I developed a tool which might make dealing with build logs easier and I would like to hear what you think!

Hi Travis community!
My name is Noah and I am currently writing my bachelor’s thesis in business informatics.
My thesis is about more efficient failure cause identification by comparing two build logs.
One of the questions I want to answer in my thesis is if a specialized differencing tool supports a developer reading a build log and also if it possibly helps to find the failure cause faster.
To validate these claims, I built a tool that integrates itself as a google chrome extension into the web interface of Travis-CI.org.
The idea behind the tool is the following: When a build fails, one might derive the cause of the failure by comparing the currently failing build log with a previously successful one. The problem is, that build logs contain a lot of irrelevant data (e.g. download speeds, timestamps) that would make a traditional comparison of build logs useless. The tool I built filters for such disturbances and displays a difference between the two logs and further provides you with some useful features, to faster find the failure cause.
Now to validate the usefulness (if any) of my tool, I am relying on the experienced travis community to give me feedback.
I would like to know if you think such a tool could support you in your daily workflow or if you think this is not useful at all.
As the scope of a bachelor thesis is not big enough to support every build tool and programming language in existence, I opted for Java and Maven using Travis CI as CI solution.
Please feel free to try it out, even if you do not have a project on Travis CI available. There is a demo available on https://web.blogdiff.net/instructions#demo
If you could be a real saint, you would also participate in my very short (takes around 3min) survey (https://web.blogdiff.net/survey?source=8), but you can also just participate by replying to this thread.

Thank you!

1 Like

I’ve seen diff filtering here and there (e.g. winmerge supports it). The problem with it is that

  • the specific filters needed are very situational, and,
  • possibly, the filters don’t make that much of a difference to justify the effort to set them up an maintain
    • Here’s where the devil in the details lies AFAICS: the problem is unsolvable in the general case. To really “understand” logs – to guarantee it works correctly for any possible input, – a filter needs an elaborate parser that can “read” the output of, effectively, every program in existence (and tell the output of one program from another when they are arbitrarily combined). Otherwise, (e.g. with regexes), one is stuck in an infinite break-and-fix loop.

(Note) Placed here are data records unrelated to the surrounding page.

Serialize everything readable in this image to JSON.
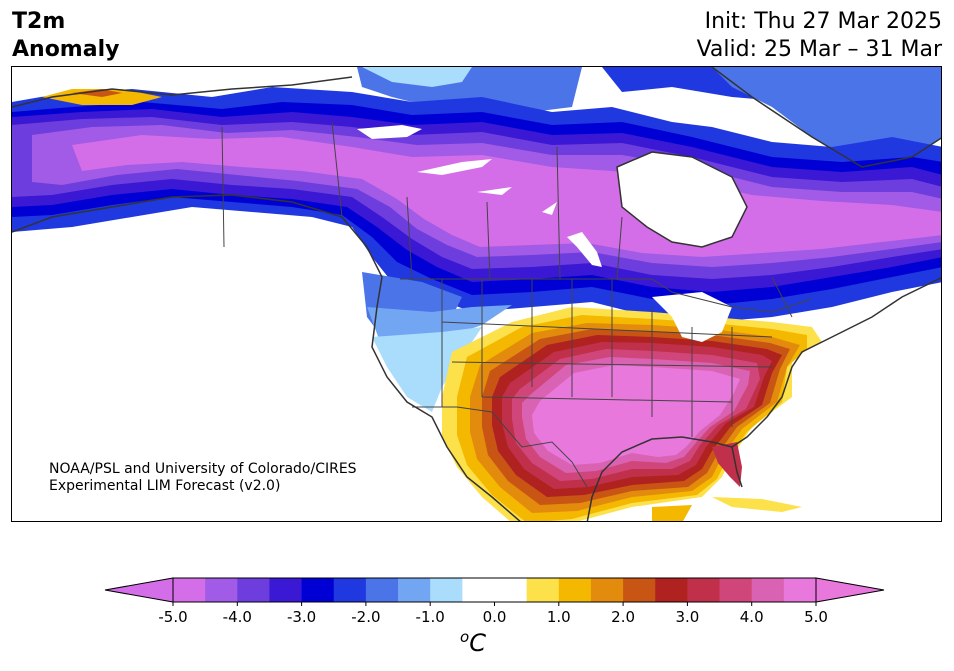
{
  "header": {
    "variable": "T2m",
    "variable2": "Anomaly",
    "init": "Init: Thu 27 Mar 2025",
    "valid": "Valid: 25 Mar – 31 Mar"
  },
  "credit": {
    "line1": "NOAA/PSL and University of Colorado/CIRES",
    "line2": "Experimental LIM Forecast (v2.0)"
  },
  "colorbar": {
    "units_main": "C",
    "units_sup": "o",
    "tick_labels": [
      "-5.0",
      "-4.0",
      "-3.0",
      "-2.0",
      "-1.0",
      "0.0",
      "1.0",
      "2.0",
      "3.0",
      "4.0",
      "5.0"
    ],
    "tick_values": [
      -5,
      -4,
      -3,
      -2,
      -1,
      0,
      1,
      2,
      3,
      4,
      5
    ],
    "range": [
      -5,
      5
    ],
    "step": 0.5,
    "colors": [
      "#d36ee8",
      "#a15be6",
      "#6e3ddd",
      "#3a18d4",
      "#0000d4",
      "#2038e0",
      "#4a74e8",
      "#72a6f2",
      "#aadcfc",
      "#ffffff",
      "#ffffff",
      "#fde14a",
      "#f4b800",
      "#e38b0c",
      "#c95514",
      "#b02220",
      "#c0304a",
      "#d1467a",
      "#da62b2",
      "#e878dc"
    ],
    "extend": "both",
    "extend_low_color": "#d36ee8",
    "extend_high_color": "#e878dc"
  }
}
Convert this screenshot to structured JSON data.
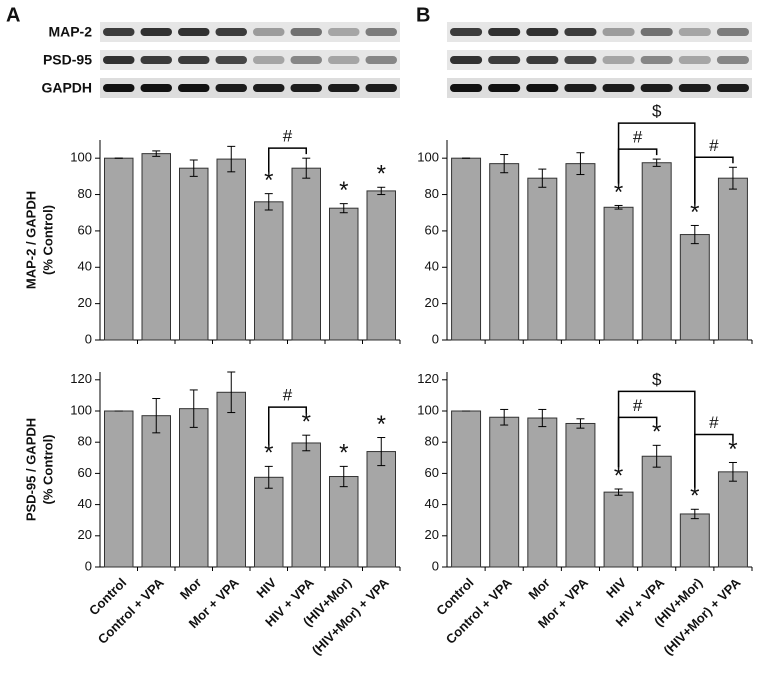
{
  "panels": [
    "A",
    "B"
  ],
  "blots": {
    "labels": [
      "MAP-2",
      "PSD-95",
      "GAPDH"
    ]
  },
  "chart_data": [
    {
      "type": "bar",
      "panel": "A",
      "ylabel": [
        "MAP-2 / GAPDH",
        "(% Control)"
      ],
      "color": "#a6a6a6",
      "categories": [
        null,
        null,
        null,
        null,
        null,
        null,
        null,
        null
      ],
      "values": [
        100,
        102.5,
        94.5,
        99.5,
        76,
        94.5,
        72.5,
        82
      ],
      "errors": [
        0,
        1.5,
        4.5,
        7,
        4.5,
        5.5,
        2.5,
        2
      ],
      "significance": [
        null,
        null,
        null,
        null,
        "*",
        null,
        "*",
        "*"
      ],
      "brackets": [
        {
          "label": "#",
          "bars": [
            4,
            5
          ]
        }
      ],
      "ylim": [
        0,
        110
      ],
      "yticks": [
        0,
        20,
        40,
        60,
        80,
        100
      ]
    },
    {
      "type": "bar",
      "panel": "A",
      "ylabel": [
        "PSD-95 / GAPDH",
        "(% Control)"
      ],
      "color": "#a6a6a6",
      "categories": [
        "Control",
        "Control + VPA",
        "Mor",
        "Mor + VPA",
        "HIV",
        "HIV + VPA",
        "(HIV+Mor)",
        "(HIV+Mor) + VPA"
      ],
      "values": [
        100,
        97,
        101.5,
        112,
        57.5,
        79.5,
        58,
        74
      ],
      "errors": [
        0,
        11,
        12,
        13,
        7,
        5,
        6.5,
        9
      ],
      "significance": [
        null,
        null,
        null,
        null,
        "*",
        "*",
        "*",
        "*"
      ],
      "brackets": [
        {
          "label": "#",
          "bars": [
            4,
            5
          ]
        }
      ],
      "ylim": [
        0,
        125
      ],
      "yticks": [
        0,
        20,
        40,
        60,
        80,
        100,
        120
      ]
    },
    {
      "type": "bar",
      "panel": "B",
      "color": "#a6a6a6",
      "categories": [
        null,
        null,
        null,
        null,
        null,
        null,
        null,
        null
      ],
      "values": [
        100,
        97,
        89,
        97,
        73,
        97.5,
        58,
        89
      ],
      "errors": [
        0,
        5,
        5,
        6,
        1,
        2,
        5,
        6
      ],
      "significance": [
        null,
        null,
        null,
        null,
        "*",
        null,
        "*",
        null
      ],
      "brackets": [
        {
          "label": "#",
          "bars": [
            4,
            5
          ]
        },
        {
          "label": "#",
          "bars": [
            6,
            7
          ]
        },
        {
          "label": "$",
          "bars": [
            4,
            6
          ]
        }
      ],
      "ylim": [
        0,
        110
      ],
      "yticks": [
        0,
        20,
        40,
        60,
        80,
        100
      ]
    },
    {
      "type": "bar",
      "panel": "B",
      "color": "#a6a6a6",
      "categories": [
        "Control",
        "Control + VPA",
        "Mor",
        "Mor + VPA",
        "HIV",
        "HIV + VPA",
        "(HIV+Mor)",
        "(HIV+Mor) + VPA"
      ],
      "values": [
        100,
        96,
        95.5,
        92,
        48,
        71,
        34,
        61
      ],
      "errors": [
        0,
        5,
        5.5,
        3,
        2,
        7,
        3,
        6
      ],
      "significance": [
        null,
        null,
        null,
        null,
        "*",
        "*",
        "*",
        "*"
      ],
      "brackets": [
        {
          "label": "#",
          "bars": [
            4,
            5
          ]
        },
        {
          "label": "#",
          "bars": [
            6,
            7
          ]
        },
        {
          "label": "$",
          "bars": [
            4,
            6
          ]
        }
      ],
      "ylim": [
        0,
        125
      ],
      "yticks": [
        0,
        20,
        40,
        60,
        80,
        100,
        120
      ]
    }
  ]
}
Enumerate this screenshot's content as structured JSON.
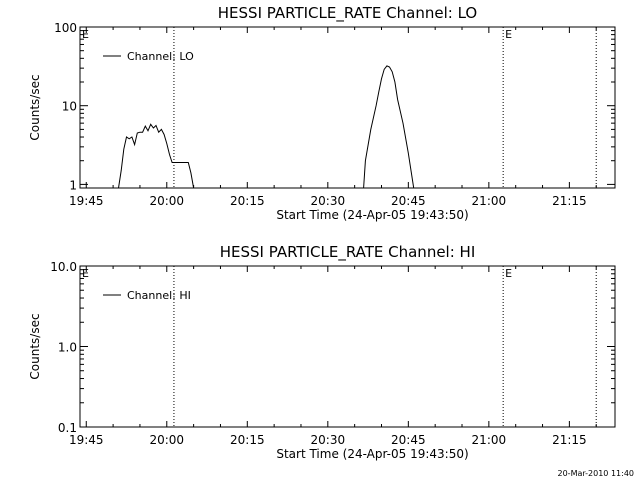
{
  "footer": {
    "timestamp": "20-Mar-2010 11:40"
  },
  "chart_data": [
    {
      "type": "line",
      "title": "HESSI PARTICLE_RATE Channel: LO",
      "xlabel": "Start Time (24-Apr-05 19:43:50)",
      "ylabel": "Counts/sec",
      "yscale": "log",
      "ylim": [
        0.9,
        100
      ],
      "xlim": [
        "19:43:50",
        "21:23:30"
      ],
      "x_ticks": [
        "19:45",
        "20:00",
        "20:15",
        "20:30",
        "20:45",
        "21:00",
        "21:15"
      ],
      "y_ticks": [
        "1",
        "10",
        "100"
      ],
      "legend": {
        "position": "top-left",
        "entries": [
          "Channel: LO"
        ]
      },
      "markers": [
        {
          "time": "19:43:50",
          "label": "E"
        },
        {
          "time": "21:02:40",
          "label": "E"
        }
      ],
      "dotted_lines": [
        "20:01:20",
        "21:02:40",
        "21:20:00"
      ],
      "series": [
        {
          "name": "Channel: LO",
          "x": [
            "19:51:00",
            "19:51:30",
            "19:52:00",
            "19:52:30",
            "19:53:00",
            "19:53:30",
            "19:54:00",
            "19:54:30",
            "19:55:00",
            "19:55:30",
            "19:56:00",
            "19:56:30",
            "19:57:00",
            "19:57:30",
            "19:58:00",
            "19:58:30",
            "19:59:00",
            "19:59:30",
            "20:00:00",
            "20:00:30",
            "20:01:00",
            "20:02:00",
            "20:03:00",
            "20:03:30",
            "20:04:00",
            "20:04:30",
            "20:05:00"
          ],
          "y": [
            0.9,
            1.5,
            2.8,
            4.0,
            3.8,
            4.0,
            3.2,
            4.5,
            4.6,
            4.6,
            5.5,
            4.8,
            5.8,
            5.2,
            5.6,
            4.6,
            5.0,
            4.3,
            3.3,
            2.4,
            1.9,
            1.9,
            1.9,
            1.9,
            1.9,
            1.4,
            0.9
          ]
        },
        {
          "name": "Channel: LO",
          "x": [
            "20:36:40",
            "20:37:00",
            "20:38:00",
            "20:39:00",
            "20:39:30",
            "20:40:00",
            "20:40:30",
            "20:41:00",
            "20:41:30",
            "20:42:00",
            "20:42:30",
            "20:43:00",
            "20:44:00",
            "20:45:00",
            "20:46:00"
          ],
          "y": [
            0.9,
            2.0,
            5.0,
            10.0,
            15.0,
            22.0,
            29.0,
            32.0,
            31.0,
            27.0,
            20.0,
            12.0,
            6.0,
            2.5,
            0.9
          ]
        }
      ]
    },
    {
      "type": "line",
      "title": "HESSI PARTICLE_RATE Channel: HI",
      "xlabel": "Start Time (24-Apr-05 19:43:50)",
      "ylabel": "Counts/sec",
      "yscale": "log",
      "ylim": [
        0.1,
        10
      ],
      "xlim": [
        "19:43:50",
        "21:23:30"
      ],
      "x_ticks": [
        "19:45",
        "20:00",
        "20:15",
        "20:30",
        "20:45",
        "21:00",
        "21:15"
      ],
      "y_ticks": [
        "0.1",
        "1.0",
        "10.0"
      ],
      "legend": {
        "position": "top-left",
        "entries": [
          "Channel: HI"
        ]
      },
      "markers": [
        {
          "time": "19:43:50",
          "label": "E"
        },
        {
          "time": "21:02:40",
          "label": "E"
        }
      ],
      "dotted_lines": [
        "20:01:20",
        "21:02:40",
        "21:20:00"
      ],
      "series": [
        {
          "name": "Channel: HI",
          "x": [],
          "y": []
        }
      ]
    }
  ]
}
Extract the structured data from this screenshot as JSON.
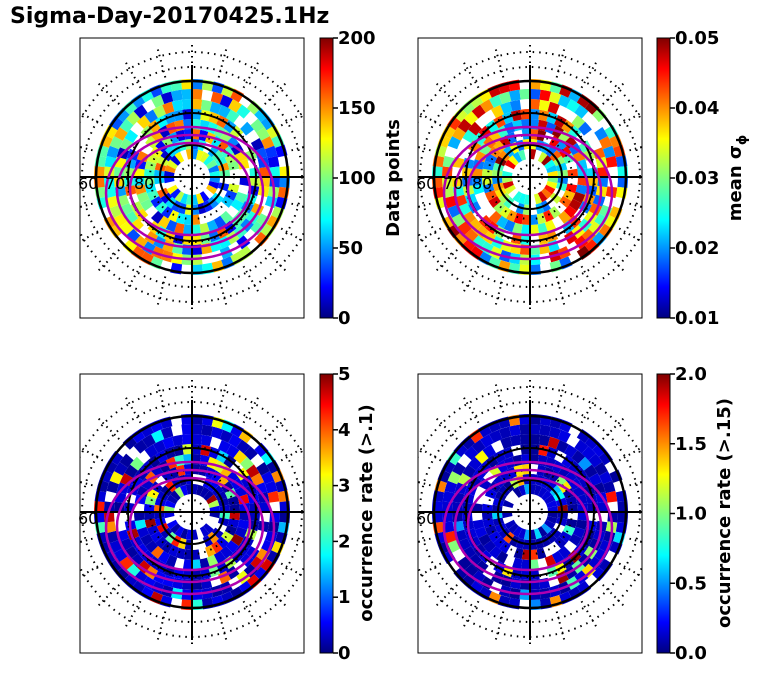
{
  "figure": {
    "title": "Sigma-Day-20170425.1Hz"
  },
  "colormap": "jet",
  "chart_data": [
    {
      "type": "heatmap",
      "projection": "polar",
      "colorbar_label": "Data points",
      "colorbar_ticks": [
        "0",
        "50",
        "100",
        "150",
        "200"
      ],
      "range": [
        0,
        200
      ],
      "lat_labels": [
        "60",
        "70",
        "80"
      ],
      "grid": true,
      "sample_seed": 11
    },
    {
      "type": "heatmap",
      "projection": "polar",
      "colorbar_label": "mean σ",
      "colorbar_label_sub": "ϕ",
      "colorbar_ticks": [
        "0.01",
        "0.02",
        "0.03",
        "0.04",
        "0.05"
      ],
      "range": [
        0.01,
        0.05
      ],
      "lat_labels": [
        "60",
        "70",
        "80"
      ],
      "grid": true,
      "sample_seed": 23
    },
    {
      "type": "heatmap",
      "projection": "polar",
      "colorbar_label": "occurrence rate (>.1)",
      "colorbar_ticks": [
        "0",
        "1",
        "2",
        "3",
        "4",
        "5"
      ],
      "range": [
        0,
        5
      ],
      "lat_labels": [
        "60"
      ],
      "grid": true,
      "sample_seed": 37
    },
    {
      "type": "heatmap",
      "projection": "polar",
      "colorbar_label": "occurrence rate (>.15)",
      "colorbar_ticks": [
        "0.0",
        "0.5",
        "1.0",
        "1.5",
        "2.0"
      ],
      "range": [
        0,
        2
      ],
      "lat_labels": [
        "60"
      ],
      "grid": true,
      "sample_seed": 53
    }
  ]
}
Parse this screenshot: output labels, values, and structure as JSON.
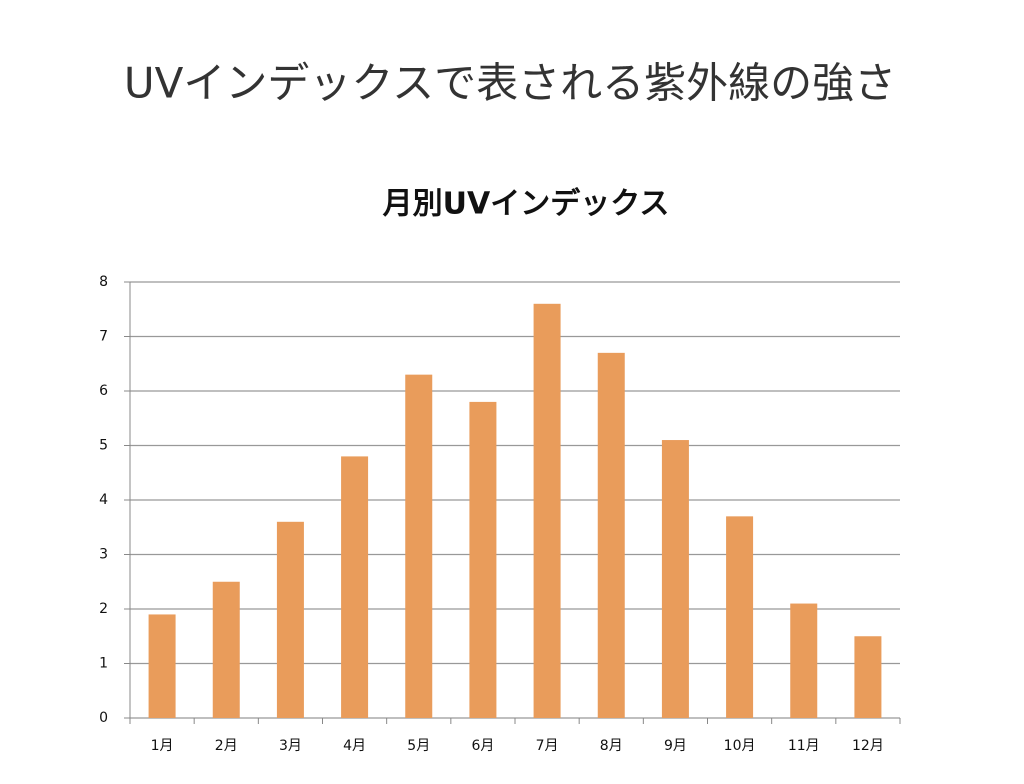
{
  "heading": "UVインデックスで表される紫外線の強さ",
  "chart_data": {
    "type": "bar",
    "title": "月別UVインデックス",
    "categories": [
      "1月",
      "2月",
      "3月",
      "4月",
      "5月",
      "6月",
      "7月",
      "8月",
      "9月",
      "10月",
      "11月",
      "12月"
    ],
    "values": [
      1.9,
      2.5,
      3.6,
      4.8,
      6.3,
      5.8,
      7.6,
      6.7,
      5.1,
      3.7,
      2.1,
      1.5
    ],
    "color": "#e99c5b",
    "ylim": [
      0,
      8
    ],
    "yticks": [
      0,
      1,
      2,
      3,
      4,
      5,
      6,
      7,
      8
    ],
    "grid": true
  }
}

That’s why IMO none of these solutions has gained much traction so far. But given the scale of Travis CI, easy accessibility to the solution and if you lower the setup and maintenance burden e.g. as per below and set out to primarily cover common cases (e.g. Travis-specific log artifacts – they also change fairly rarely), you may be able to make enough of a difference.

E.g.:

  • Make filters fully configurable and exportable.
  • Cover all reasonable use cases (cases like interdependent lines or filters that need to use information extracted from somewhere come to mind. Since the general problem seems unsolvable, you’ll probably have to set clear limits of what the tool is and isn’t supposed to be able to do; in any case, heed the YAGNI principle and only add engine features as new reasonable cases arise. More elaborate engine also means more elaborate, harder to write filters, so you really need to maintain the golden mean here).
  • Make it easy to share, collaboratively improve and combine stock sets of filters.
    • If any hope or solving the general problem exists, it’s here. We can only possibly cover all programs in existence if we recruit the help of all the program creators in existence.
  • (Last but not the least) release the solution under a free software license so that other interested parties can build upon your work without your involvement

A browser extension looks great for maximum accessibility to the solution. I’m a bit worried about a vendor lock-in though that could make it too hard to use it elsewhere. E.g. can this extension be used/relatively easily ported to other browsers?

Great idea for your thesis. I am convinced there is a need for this problem to be solved.

Years ago I tried to solve the same problem by creating a parser for travis logs https://github.com/jayvdb/travis_log_parser_wip , but didnt get very far and the output kept changing (for the better, of course). Even a loose parser wasnt sane. Doing a diff between “known good” and “new fail” logs should be more sane.

It should be easy to be travis language independent – and then I can use it :stuck_out_tongue:
Specialised support for some languages and build tools could let the tool give better failure information, but a raw diff is still useful.

One problem to solve is mapping between a branch matrix which is different from the “last good” matrix, such as when a new job is added, or job configs are changed. Those are the times when breakages are common, even intentional, and it would be annoying if those are the times that the tool says it cant help me.